Dizendo tudo isso, parece até que Cruzada é um filme
pró-árabe. Não é, mas foi esse tipo de polêmica que foi levantado
por alguns intelectuais mais conservadores dos Estados Unidos
e Inglaterra. Professores de Cambridge julgaram que o filme
apresenta um fictício Islã evoluído e progressivo, tal como
nos romances de Walter Scott. Chegaram a dizer que Cruzada
era "a versão de Osama Bin Laden sobre a história".
Ou seja, o filme gerou polêmica sim, mas uma polêmica inversamente
diferente da levantada nos jornais brasileiros. Talvez por isso
sente-se o tom irritado de Ridley Scott na entrevista que deu
à Folha de São Paulo.
A simbologia ideológica de Cruzada carrega, é claro,
no mito do herói em busca de si mesmo, através da "ética
do caubói" (citada por D'Avilla), enaltecendo a conquista
individual. Mas isso é uma mitologia americana, não necessariamente
"bushiana". E todo filme de Hollywood está impregnado
disso. Da mesma maneira, se o simples fato de falar sobre as
Cruzadas, ou sobre qualquer conflito árabe-cristão, já for considerado
imperialista e politicamente incorreto, então queimemos os livros
de História.
Paranóia e críticas infundadas são um desserviço a qualquer
causa. Querer enxergar as "forças do imperialismo"
em toda e qualquer obra comercial nada mais faz do que enfraquecer
a credibilidade tão necessária para se denunciar os verdadeiros
abusos. É a velha estória de mentir sempre sobre o lobo, e quando
o lobo realmente aparece então ninguém acredita.

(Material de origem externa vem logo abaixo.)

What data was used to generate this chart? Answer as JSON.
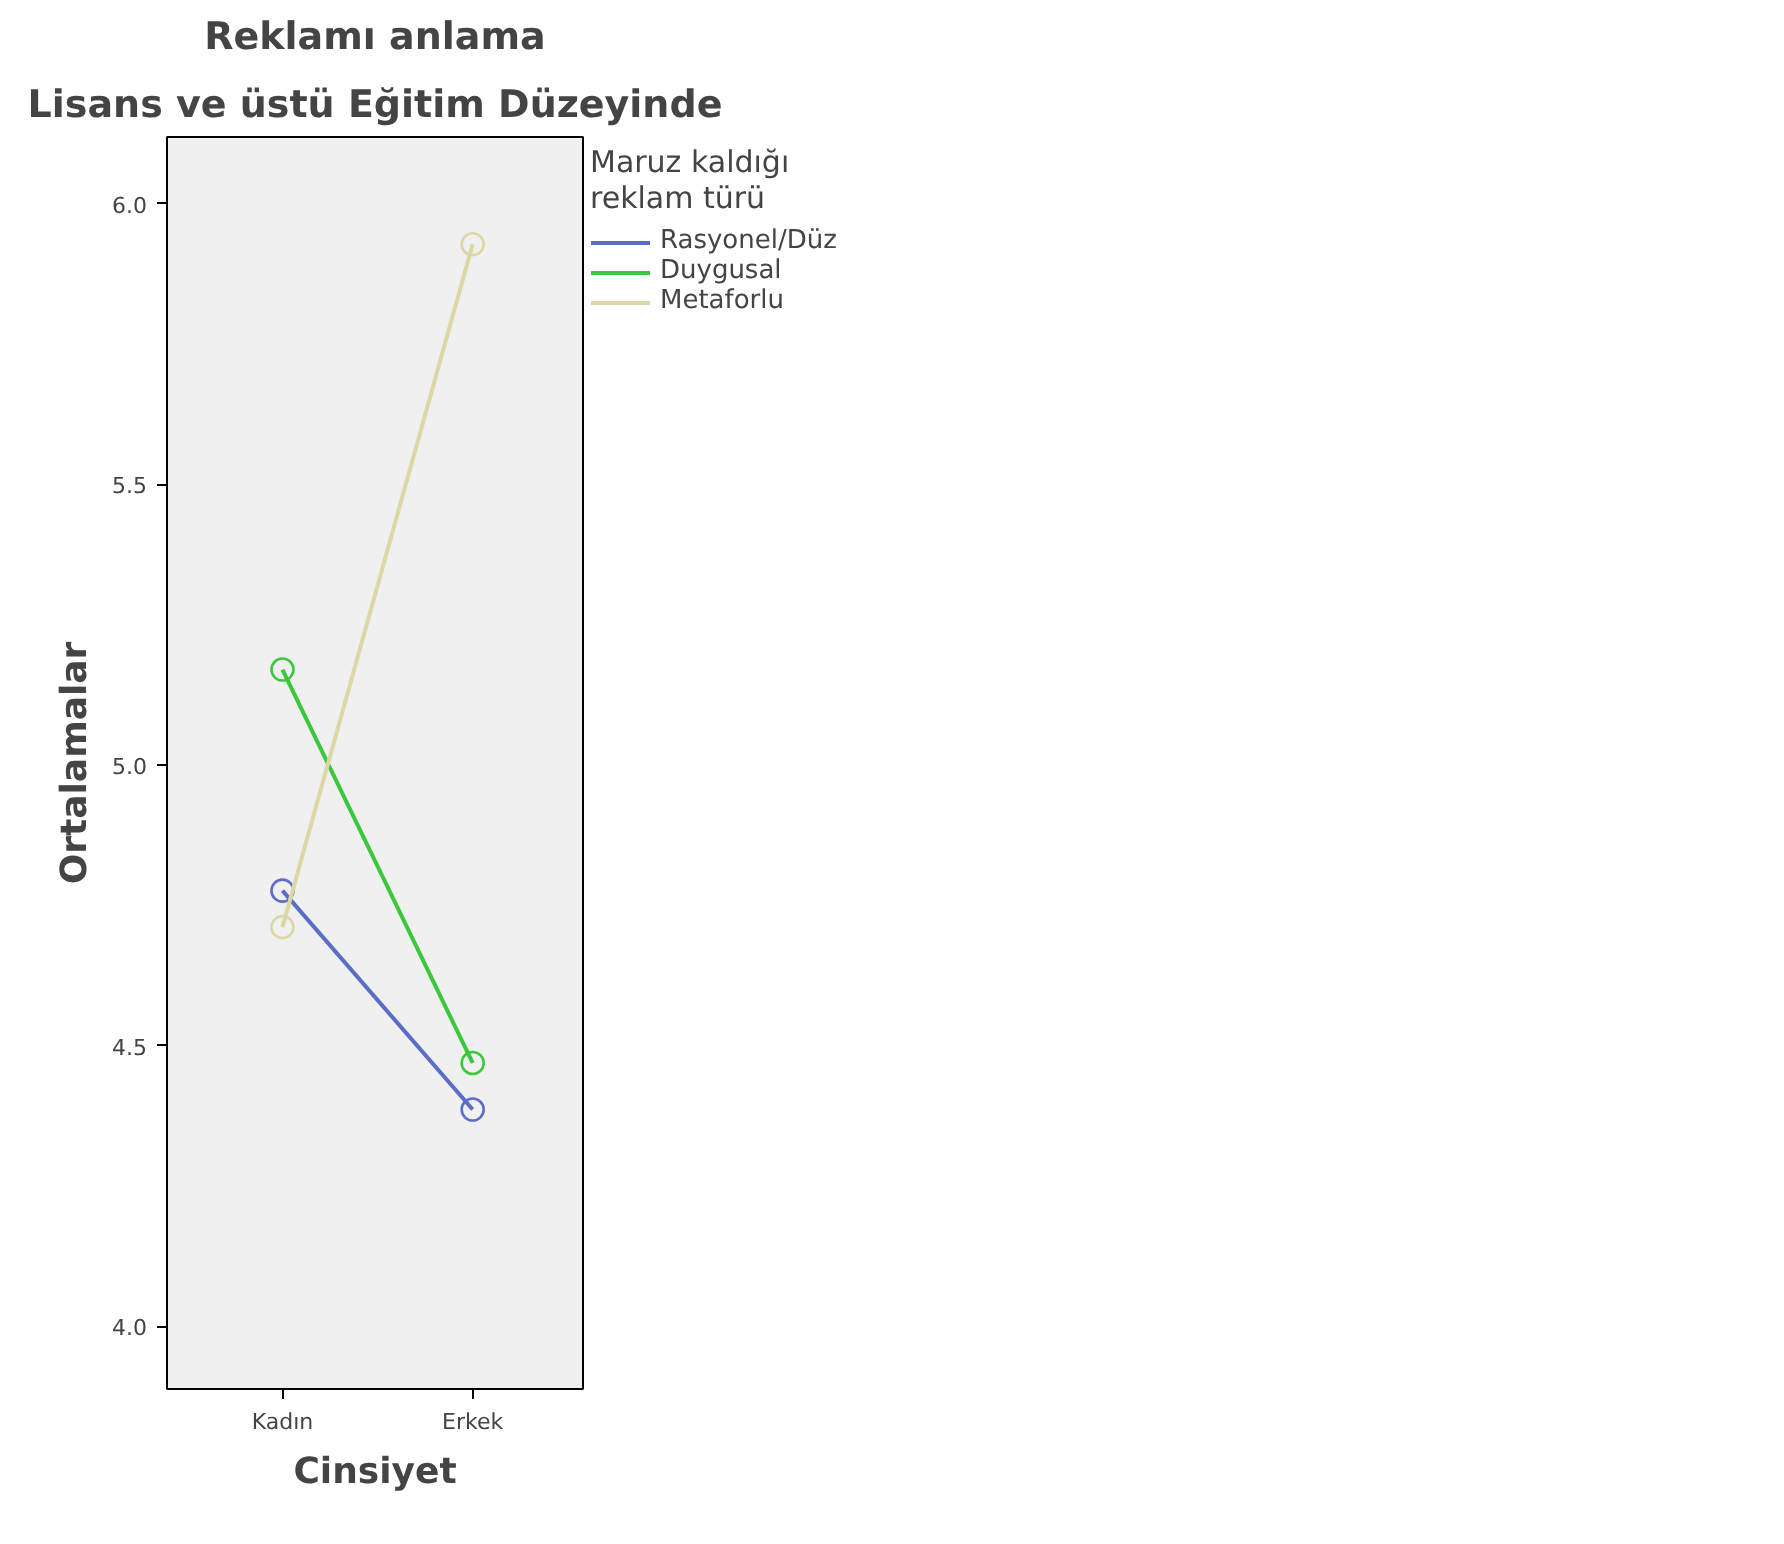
{
  "chart_data": {
    "type": "line",
    "title": "Reklamı anlama",
    "subtitle": "Lisans ve üstü Eğitim Düzeyinde",
    "xlabel": "Cinsiyet",
    "ylabel": "Ortalamalar",
    "legend_title": "Maruz kaldığı reklam türü",
    "categories": [
      "Kadın",
      "Erkek"
    ],
    "series": [
      {
        "name": "Rasyonel/Düz",
        "color": "#5a6ec8",
        "values": [
          4.776,
          4.386
        ]
      },
      {
        "name": "Duygusal",
        "color": "#3cc83c",
        "values": [
          5.17,
          4.469
        ]
      },
      {
        "name": "Metaforlu",
        "color": "#dcd7a5",
        "values": [
          4.711,
          5.928
        ]
      }
    ],
    "ylim": [
      3.888,
      6.119
    ],
    "yticks": [
      {
        "value": 4.0,
        "label": "4.0"
      },
      {
        "value": 4.5,
        "label": "4.5"
      },
      {
        "value": 5.0,
        "label": "5.0"
      },
      {
        "value": 5.5,
        "label": "5.5"
      },
      {
        "value": 6.0,
        "label": "6.0"
      }
    ],
    "grid": false,
    "legend": "top right",
    "marker": "circle",
    "line_style": "solid"
  }
}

Ridley Scott, entretanto, deve ser criticado por outras escolhas, não as políticas. O diretor inglês, infelizmente, não conseguiu transformar o grande enredo que tinha nas mãos numa estória realmente empolgante. Cruzada é interessante racionalmente, mas não te conquista nunca pela emoção.
Talvez os atores escolhidos para os papéis mais jovens (Orlando Bloom e Eva Green) não tenham sido boas apostas. Nos momentos em que Jeremy Irons está presente na tela, é possível perceber como só um pouco mais de carisma já consegue imprimir um outro encanto ao filme.

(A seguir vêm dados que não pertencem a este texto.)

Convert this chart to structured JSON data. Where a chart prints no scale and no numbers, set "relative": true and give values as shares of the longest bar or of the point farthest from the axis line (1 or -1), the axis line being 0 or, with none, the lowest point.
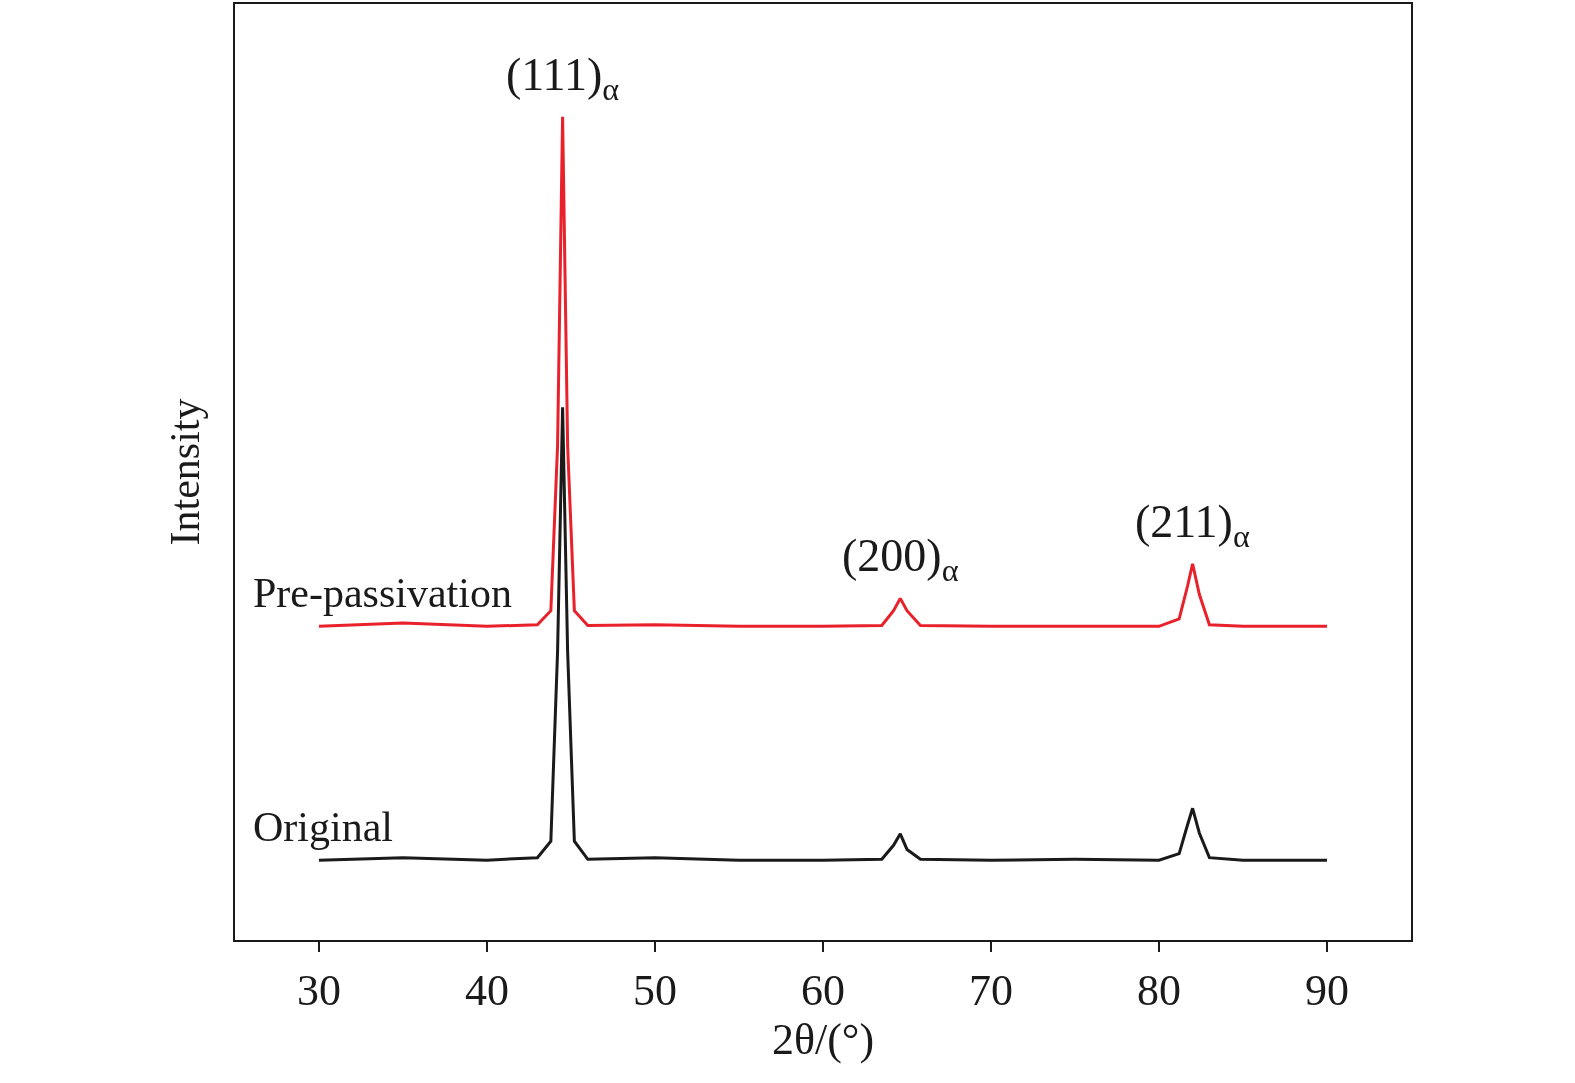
{
  "chart_data": {
    "type": "line",
    "relative": true,
    "xlabel": "2θ/(°)",
    "ylabel": "Intensity",
    "x": [
      30,
      35,
      40,
      43,
      43.8,
      44.2,
      44.5,
      44.8,
      45.2,
      46,
      50,
      55,
      60,
      63.5,
      64.2,
      64.6,
      65,
      65.8,
      70,
      75,
      80,
      81.2,
      81.7,
      82,
      82.4,
      83,
      85,
      90
    ],
    "series": [
      {
        "name": "Pre-passivation",
        "color": "#e8212b",
        "values": [
          0.381,
          0.385,
          0.381,
          0.383,
          0.4,
          0.6,
          1.0,
          0.6,
          0.4,
          0.382,
          0.383,
          0.381,
          0.381,
          0.382,
          0.4,
          0.415,
          0.4,
          0.382,
          0.381,
          0.381,
          0.381,
          0.39,
          0.43,
          0.457,
          0.42,
          0.383,
          0.381,
          0.381
        ]
      },
      {
        "name": "Original",
        "color": "#1a1a1a",
        "values": [
          0.097,
          0.1,
          0.097,
          0.1,
          0.12,
          0.35,
          0.647,
          0.35,
          0.12,
          0.098,
          0.1,
          0.097,
          0.097,
          0.098,
          0.115,
          0.129,
          0.11,
          0.098,
          0.097,
          0.098,
          0.097,
          0.105,
          0.14,
          0.16,
          0.13,
          0.1,
          0.097,
          0.097
        ]
      }
    ],
    "xlim": [
      25,
      95
    ],
    "xticks": [
      30,
      40,
      50,
      60,
      70,
      80,
      90
    ],
    "tick_labels": "x",
    "legend": false,
    "marker": "none",
    "line_style": "solid",
    "annotations": [
      {
        "text": "(111)$_{α}$",
        "x": 44.5,
        "y": 1.0
      },
      {
        "text": "(200)$_{α}$",
        "x": 64.6,
        "y": 0.415
      },
      {
        "text": "(211)$_{α}$",
        "x": 82,
        "y": 0.457
      }
    ]
  }
}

Fica claro também que a fórmula dos atuais épicos históricos já se esgotou. Produção milionária, cenários belíssimos, gigantescas batalhas desenhadas digitalmente, tudo isso já não impressiona mais. Peter Jackson, com a Trilogia dos Anéis, inventou e esgotou essa fórmula numa tacada só. Novamente passa a fazer falta, para que o filme seja verdadeiramente interessante, aquele algo a mais que só o talento artístico pode trazer. Ou, ao menos, que se tenha um roteiro consistente e um punhado de personagens interessantes. Penso em Elizabeth como um filme épico que reúne todas essas qualidades.
Polêmicas e defeitos à parte, Cruzada ainda é um filme que vale a pena assistir. E assistir no cinema, por favor. Afinal, se as super-produções valem algo, é para vê-las na grandiosidade da telona. Além disso, é um bom filme, muito atrativo para quem tem um mínimo interesse pela História, oferece boa ação e uma trama acima da média. E, por favor, que se esqueçam tantas neuras políticas e religiosas. Até Freud admitia - às vezes um charuto é apenas um charuto. E às vezes nem há charuto ali. Cruzada, se peca por algo, é por às vezes parecer idealista demais. No fim, dá até para torcer pelo mocinho. Sem culpa nenhuma.